Hydratable magnesium carboxylate (HMC), which is similar to the properties of cement, can be used as a potential binder for refractory castables. However, its decomposition may lead to poor mechanical properties at medium temperatures (300 °C–1100 °C). This work investigated the effects of boric acid on the mechanical properties and microstructural evolution of castables bonded with hydratable magnesium carboxylate. The mechanical strength, bulk density, apparent porosity, thermal shock resistance, and sintering properties of the castables were evaluated. The results showed that the mechanical properties of HMC-bonded castables (HMCC) at various temperatures can be improved by adding boric acid. Boric acid reacts with HMC to form magnesium carboxylate borate ester (MCBE), which improves the bonding strength between HMC molecules. Thus, the cold modulus of rupture of HMCC containing boric acid dried at 110 °C are higher than that of calcium aluminate cement-bonded refractory castables (CACC).

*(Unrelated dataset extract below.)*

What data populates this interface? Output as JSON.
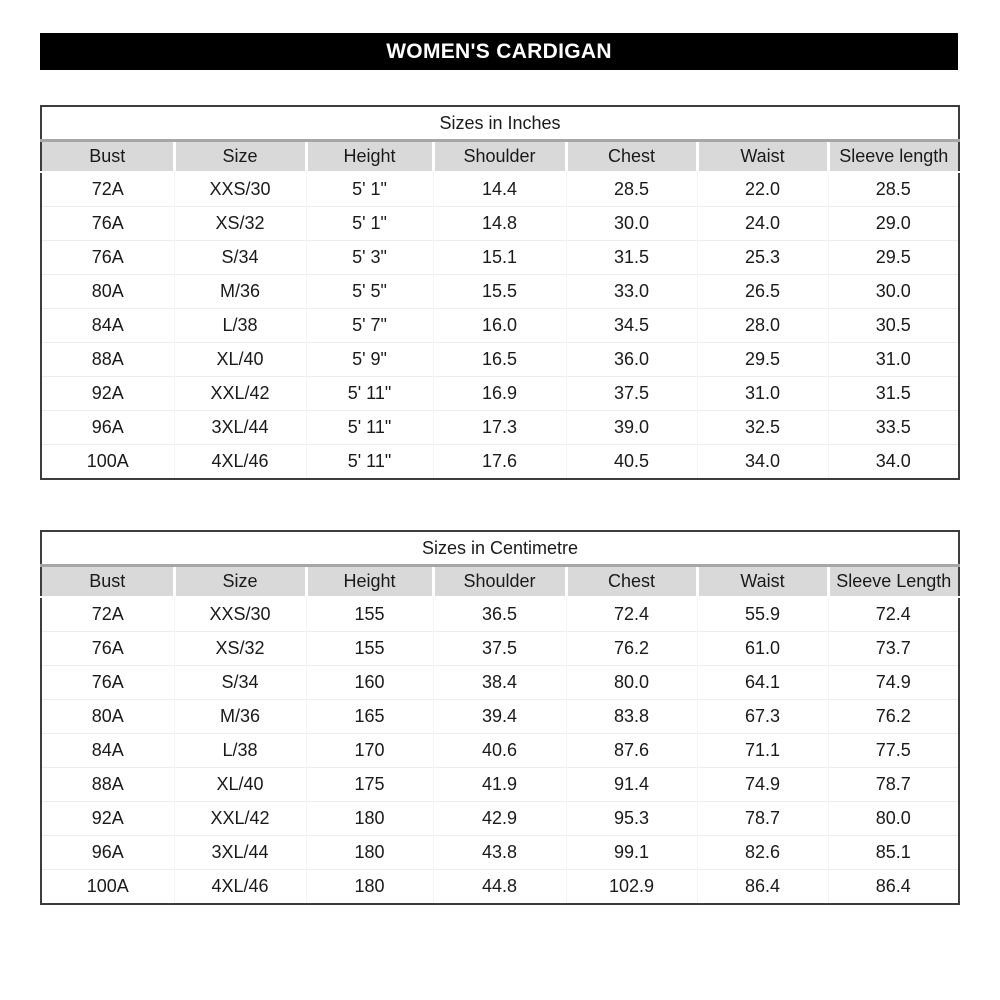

The decomposition temperature of MCBE is 77 °C higher than that of HMC, so MCBE can endow castables with better mechanical properties at 110 °C–500 °C. The B4C obtained by MCBE pyrolysis could form a boron-rich liquid phase, which can accelerate the structural densification of castables via transient liquid phase sintering, thus improving the mechanical properties of castables at 500 °C–1100 °C. Moreover, boric acid can improve the thermal shock resistance of HMCC. The residual strength rate first increases and then decreases with an increasing boric acid, and reaches a maximum value of 29.7% (1 wt% boric acid is added), which is 2.3 times that of the CACC. The nanoindentation test showed that the microcracks in the matrix of 1 wt% boric acid castables are easy to initiate but difficult to propagate, so the microcracks are many and wavy.